Have you listened to the lilies lately? Has God ever spoken to you through the birds of the air? Matthew 2:26-29 was the first passage of scripture that ever deeply convicted me. In this passage Jesus is reminding us about how foolish our tendency to worry is. One of my greatest challenges throughout my Christian journey has been accepting the simple truth of this passage; “26Look at the birds of the air; they do not sow or reap or store away in barns, and yet your heavenly Father feeds them. Are you not much more valuable than they? 27Who of you by worrying can add a single hour to his life? 28“And why do you worry about clothes? See how the lilies of the field grow. They do not labor or spin. 29Yet I tell you that not even Solomon in all his splendor was dressed like one of these.”
As I shared in my post titled “The Gift of Discontentment” and “Maintaining Balance”, I experience God most powerfully in nature. Some of the most profound lessons I have learned in my spiritual journey were learned from ducks and lakes. This past weekend we celebrated Earth Day and today I listed to a beautiful sermon about earth day by Brian McLaren which was delivered at the National Cathedral. I encourage you all to take the time to listen to Brian’s message which can be found on his blog in a post titled “For the beauty of the earth”
I am very fortunate to have the ability to spend a considerable amount of time enjoying the beauty of creation either in my kayak, on my bike, camping with my family, or hiking the trails around my neighborhood.

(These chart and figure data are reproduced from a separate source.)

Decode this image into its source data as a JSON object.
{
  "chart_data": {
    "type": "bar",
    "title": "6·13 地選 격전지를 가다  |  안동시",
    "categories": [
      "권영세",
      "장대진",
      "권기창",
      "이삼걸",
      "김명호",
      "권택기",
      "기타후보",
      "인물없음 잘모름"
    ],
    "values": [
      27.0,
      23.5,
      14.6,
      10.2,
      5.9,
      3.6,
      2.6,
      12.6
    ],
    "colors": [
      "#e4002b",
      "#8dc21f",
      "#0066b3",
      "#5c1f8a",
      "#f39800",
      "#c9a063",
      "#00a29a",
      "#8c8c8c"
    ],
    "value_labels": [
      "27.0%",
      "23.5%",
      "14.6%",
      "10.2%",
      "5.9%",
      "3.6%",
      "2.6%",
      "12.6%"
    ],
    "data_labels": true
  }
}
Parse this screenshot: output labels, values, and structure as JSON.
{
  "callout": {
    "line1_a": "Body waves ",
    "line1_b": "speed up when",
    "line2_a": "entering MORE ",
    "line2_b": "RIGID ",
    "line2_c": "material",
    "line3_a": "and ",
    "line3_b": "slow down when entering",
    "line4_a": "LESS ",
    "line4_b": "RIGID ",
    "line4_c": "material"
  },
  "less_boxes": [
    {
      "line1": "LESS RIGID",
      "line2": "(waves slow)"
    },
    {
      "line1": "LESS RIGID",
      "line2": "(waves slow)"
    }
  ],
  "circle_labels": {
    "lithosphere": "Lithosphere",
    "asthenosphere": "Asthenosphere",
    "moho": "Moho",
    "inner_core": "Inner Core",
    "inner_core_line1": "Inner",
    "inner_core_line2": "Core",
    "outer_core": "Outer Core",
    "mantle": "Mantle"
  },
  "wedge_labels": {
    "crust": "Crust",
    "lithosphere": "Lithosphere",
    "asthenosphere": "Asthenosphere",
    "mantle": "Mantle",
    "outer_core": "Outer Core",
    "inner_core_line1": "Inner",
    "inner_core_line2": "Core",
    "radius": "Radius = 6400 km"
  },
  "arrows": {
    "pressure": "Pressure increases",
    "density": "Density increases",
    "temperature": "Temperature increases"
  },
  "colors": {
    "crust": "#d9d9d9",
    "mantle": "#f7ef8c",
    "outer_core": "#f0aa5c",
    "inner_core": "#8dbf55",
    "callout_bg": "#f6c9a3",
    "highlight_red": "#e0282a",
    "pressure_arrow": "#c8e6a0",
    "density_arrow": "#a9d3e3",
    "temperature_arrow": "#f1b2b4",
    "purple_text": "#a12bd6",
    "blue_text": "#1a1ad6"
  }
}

I can not imagine not having these places and opportunities in my life. Sadly, many of my urban friends do not have the same access to creation that I have due to a lack of transportation and the limited parks that surround our public housing complexes.
I never really thought about nature as a privilege until this weekend when we did a prayer walk through Hillside Court; the grass was over grown, there were no flowers, the park is in severe dis-repair, and the community is in the middle of an industrial area surrounded by warehouses. A little girl stood peeking through a screen door at us as we walked by. My teammate, Rudy, commented “It looks like she is in jail.” It was a haunting image.
As my children hop on their bikes and head to the neighborhood playground or climb trees at our land this week, I will remember that little girl in the cinder block cell, peeking out at the world. How will she experience the loving embrace of the God of creation that has so profoundly shaped my life?